We return to immigration. It was the European migration crisis of 2015 that Salvini expertly exploited to build a national platform and overtake the ageing Silvio Berlusconi’s fading Forza Italia party on the Italian right.

He says he has never been against immigrants but has campaigned to stop illegal immigration into Italy, which he argues affects the country far more than most other EU members due to its geography.

But he has long exaggerated the situation as an emergency (the number of migrants arriving in Italy has fallen sharply from 2015), and repeatedly and falsely linked migration to rising crime. As interior minister he passed tough rules on asylum, and he is facing a trial in Sicilian court for blocking the arrival of a migrant rescue boat when in office in 2019. Surely there is a way to talk about migration that is more humane, less inflammatory?

They paint a picture of [me as] an extremist, a racist, a fascist, a Nazi, an egotist. I am simply a normal person, lucky

“I hope so,” he says. “I can be silent [on immigration] if the problems are solved elsewhere. If they implement, for example, the [2019] Malta agreement to redistribute those who land here, if there were repatriations to Nigeria, to Pakistan. Europe, unfortunately, has done very little on this, and even Draghi has noticed”.

Children born in Italy to foreign parents are not guaranteed the right to be recognised as Italian.
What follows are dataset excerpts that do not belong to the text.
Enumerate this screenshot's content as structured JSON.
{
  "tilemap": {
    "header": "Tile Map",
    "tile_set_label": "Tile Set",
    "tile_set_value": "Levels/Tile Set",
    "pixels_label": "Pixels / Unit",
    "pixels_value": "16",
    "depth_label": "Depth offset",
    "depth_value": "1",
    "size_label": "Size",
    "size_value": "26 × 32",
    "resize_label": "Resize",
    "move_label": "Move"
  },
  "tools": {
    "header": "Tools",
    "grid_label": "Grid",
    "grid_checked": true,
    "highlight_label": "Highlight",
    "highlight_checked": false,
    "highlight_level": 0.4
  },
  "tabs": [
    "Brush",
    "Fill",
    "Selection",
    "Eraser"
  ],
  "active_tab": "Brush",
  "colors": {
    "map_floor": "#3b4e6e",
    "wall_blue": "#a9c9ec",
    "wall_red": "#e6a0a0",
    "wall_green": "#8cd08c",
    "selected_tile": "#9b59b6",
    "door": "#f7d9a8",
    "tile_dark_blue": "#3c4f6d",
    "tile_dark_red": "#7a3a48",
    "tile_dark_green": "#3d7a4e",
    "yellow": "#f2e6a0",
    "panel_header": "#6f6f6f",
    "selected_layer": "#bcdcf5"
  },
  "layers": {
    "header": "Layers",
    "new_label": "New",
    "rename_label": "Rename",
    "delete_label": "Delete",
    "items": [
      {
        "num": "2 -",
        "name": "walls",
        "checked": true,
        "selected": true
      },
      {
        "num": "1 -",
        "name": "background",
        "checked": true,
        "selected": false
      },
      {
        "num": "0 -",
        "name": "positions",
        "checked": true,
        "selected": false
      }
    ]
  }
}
Salvini has long been a staunch defender of the “jus sanguinis” citizenship policy based on Italian blood, not your place of birth. This policy means a person born anywhere in the world with an Italian great-grandparent can obtain an Italian passport, but someone born in Italy to foreign parents must often wait until they are 18 years old. The children of immigrants risk growing up never feeling accepted as Italian. Is this, I ask him, fair?

“In my opinion it is fair that anyone can choose [to become Italian] at 18,” he replies. Salvini disputes that this sort of policy makes Italy inhospitable for immigrants. “In Italy we have about five million foreigners who are very well integrated,” he says.

As we sip our espresso Salvini insists that he has been mischaracterised by the media. “Many people that I meet who don’t know me say that I am very different from what the television and newspapers portray,” he says. And what is that, I ask?

“They paint a picture of an extremist, a racist, a fascist, a Nazi, an egotist. I am simply a normal person, lucky, 48 years old, accomplished, with children I love, a job I enjoy, and good common sense”.

He says he has to leave to attend an important political meeting. He is in talks with Berlusconi over merging the League with the former prime minister and media tycoon’s Forza Italia. If he succeeds, Salvini could dominate the Italian right for years.

As we get to our feet I wonder if he will achieve what he so clearly craves: to convince the world he is no barbarian, but rather a mainstream politician. Would the absorption of the League be a success for European centrist politics, or a disaster?

I think again about which version of Salvini I have met. Perhaps he is correct, the world is changing, and he is changing with it. Or, more likely, I haven’t really met the man at all but just another one of his costumes.